Indonesian Reliwati Siregar gestured angrily at deforestation around her home on the island of Sumatra, where landslides and floods brought by a tropical storm killed more than 700 people in its deadliest disaster since a cataclysmic tsunami in 2004.
“Mischievous hands cut down trees ... they don’t care about the forests, and now we’re paying the price,” Siregar said at a temporary shelter near her home in Tapanuli, the worst-hit area, with about a quarter of the death toll, government data shows.
The landslides buried homes and crippled rescue and relief efforts, while floodwaters washed ashore dozens of logs, Siregar said.
“The rain did cause the flood, but it’s impossible for it to sweep away this much wood,” the 62-year-old added, her voice rising in disgust. “Those raindrops do not cause wood to fall.”
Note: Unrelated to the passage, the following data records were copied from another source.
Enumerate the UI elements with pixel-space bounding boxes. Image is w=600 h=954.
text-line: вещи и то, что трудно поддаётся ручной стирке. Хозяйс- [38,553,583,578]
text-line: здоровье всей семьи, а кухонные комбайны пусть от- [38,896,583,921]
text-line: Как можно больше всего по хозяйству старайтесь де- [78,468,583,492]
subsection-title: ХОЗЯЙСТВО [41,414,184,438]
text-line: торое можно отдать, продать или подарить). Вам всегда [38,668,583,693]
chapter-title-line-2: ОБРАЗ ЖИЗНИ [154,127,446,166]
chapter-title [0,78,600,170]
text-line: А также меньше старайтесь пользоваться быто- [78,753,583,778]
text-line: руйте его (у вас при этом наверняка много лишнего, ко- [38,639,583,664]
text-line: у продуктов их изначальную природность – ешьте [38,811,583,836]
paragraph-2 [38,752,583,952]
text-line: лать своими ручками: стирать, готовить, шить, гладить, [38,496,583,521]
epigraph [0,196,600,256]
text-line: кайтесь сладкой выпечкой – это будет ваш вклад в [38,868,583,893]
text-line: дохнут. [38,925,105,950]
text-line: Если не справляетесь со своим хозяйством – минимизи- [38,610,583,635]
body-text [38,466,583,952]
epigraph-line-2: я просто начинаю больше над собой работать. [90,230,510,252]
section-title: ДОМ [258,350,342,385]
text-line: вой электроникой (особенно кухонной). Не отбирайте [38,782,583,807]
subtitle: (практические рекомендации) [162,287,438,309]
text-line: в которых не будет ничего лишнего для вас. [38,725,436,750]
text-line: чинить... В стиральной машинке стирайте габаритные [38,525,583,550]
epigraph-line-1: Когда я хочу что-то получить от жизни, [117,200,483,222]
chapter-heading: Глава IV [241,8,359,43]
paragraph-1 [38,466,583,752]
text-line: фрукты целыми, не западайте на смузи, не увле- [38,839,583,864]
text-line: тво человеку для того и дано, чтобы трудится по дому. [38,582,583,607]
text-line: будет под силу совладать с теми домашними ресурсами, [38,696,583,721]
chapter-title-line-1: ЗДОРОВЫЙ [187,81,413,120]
Environmental experts and regional leaders said the tropical storm in the Malacca Strait that hit Indonesia, Malaysia, and Thailand last week, killing more than 800 people, was just one of many worsened by climate change.
But deforestation in Sumatra led to a disproportionately deadly toll, they said.
“Yes, there were cyclonic factors, but if our forests were well-preserved ... it would not have been this terrible,” Gus Irawan Pasaribu, a local government leader in Tapanuli, told Reuters.
Pasaribu said he had already protested to the forestry ministry over licences issued for the use of forest area for projects, but it ignored his pleas.
Media said the attorney general’s office is leading a task force to check if illegal activities contributed to the disaster, and that the environment ministry would query eight companies in industries such as logging, mining and palm plantations, after logs washed ashore in some areas of Sumatra.
They did not identify the companies or projects.
Masinton Pasaribu, another local government official in Tapanuli, blamed the clearing of natural forests to make way for palm plantations, which yield palm oil, one of Indonesia’s main exports.
Authorities in the archipelago, home to many dense tropical forests, have looked to reverse some of the destruction but lean heavily on its vast natural resources to fuel economic growth.
Monitoring group Global Forest Watch says North Sumatra lost 1.6 million hectares of tree cover over the period from 2001 to 2024, or the equivalent of 28pc of the tree-covered area.
From 2001 to 2024, Sumatra as a whole has lost 11m acres of forest, an area bigger than Switzerland, said David Gaveau, founder of deforestation monitor Nusantara Atlas.
“This is the island of Indonesia that has had the most deforestation,” he said, adding that global warming was the biggest factor in the floods, though deforestation had a secondary role.